Booth’s letter transcribed
Hamptonburgh Sept 3d 1869
Yours of August 25th and also of Sept August 30th have come duly tohand. We were very glad to hear from you and that you were done your harvest and haying which we feared would hang heavily on your hand espessially as you had so much to do and help sometimes scarce but you say you have had no difficulty in getting what help you wanted and at reasonable rates and the weather has been comfortable to work which has been the case here indeed we have had here a cool and dry summer, the grass on the meadows has grown since being mown and the pastures are all dried up and cows require to be fed to keep them to milk. Corn is drying up and will be a short crop very few apples or fruit of any kind.
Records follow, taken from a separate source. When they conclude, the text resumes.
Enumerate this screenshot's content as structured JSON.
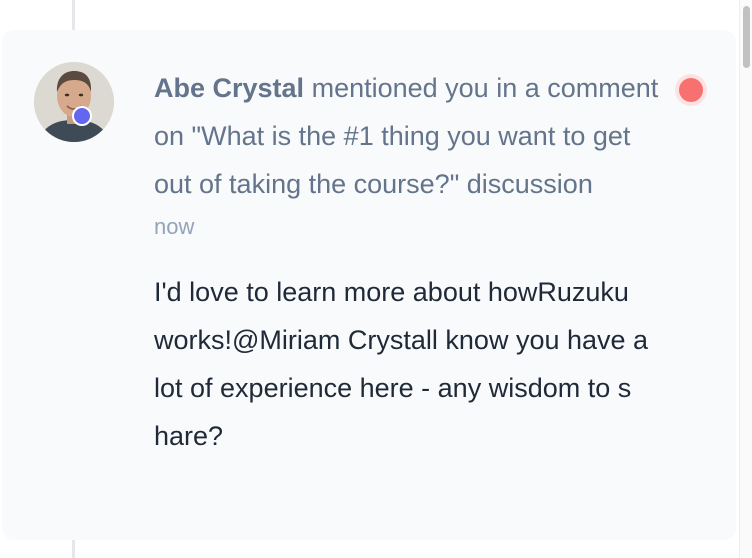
{
  "notification": {
    "actor_name": "Abe Crystal",
    "action_text": "mentioned you in a comment on \"What is the #1 thing you want to get out of taking the course?\" discussion",
    "timestamp": "now",
    "comment_lines": [
      "I'd love to learn more about howRuzuku",
      "works!@Miriam Crystall know you have a",
      "lot of experience here - any wisdom to s",
      "hare?"
    ],
    "unread": true
  },
  "colors": {
    "status_dot": "#6366f1",
    "unread_dot": "#f87171",
    "card_background": "#f8fafc"
  }
}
The Camp meeting closed last week and was decidedly a success, it held ten days and the weather was fine with the exception of one small shower which laid the dust which was beginning to be unpleasant a great many people attended and the utmost good order prevailed, saw there many of my old acquaintance, your Uncle Thomas Durland had a tent and we put up with him part of the time evry body seemed pleased, they did not admit any outsiders on the Sabbath. The day before Yesterday we attended a meeting of the descendants of Sarah Wells who was the first white woman who settled in the town of Goshen and who married William Bull and lived to the age of 102 years, she assisted to build the old stone house in Hamptonburg and was the progenitor of the Bull family which is so numerous in this County.
We had a picnic which was attended by several hundred of the decendents
Your mother and I have been well for the most part and have enjoyed our visit very much our friends seem to esteem it a great favor to hear of our toils and hardships in settling a new country and wherever we go we have to talk Michigan and Missouri find every body ready to wait in us – Your draft of $100 came all right and will no doubt be sufficient to pay our expences home we propose to go to New York in a few days and from there we will set our faces towards home but will probably call at Saritoga and perhaps at several places in the western part of the state––Your aunt Ann Eliza Moore is spending the season with Mary Ackerly who is in feeble health––they have written for Mr. Moore who is expected in a few days Frank Moore is there––Wm Roe is also in poor health and is failing––Your aunt Frances comfortable though her health is poor If you write within 8 or ten days direct to Newburgh Orange Co N. York to the care of Mrs Mary Wisner.
We may not be home in two or three weeks though we want to see you all very much tell Sophiah Mother says she must kiss the baby twice for her she wants to see him bad we are very glad he is doing so well we are going to see your aunt Ann Eliza and as the horse is at the door must close.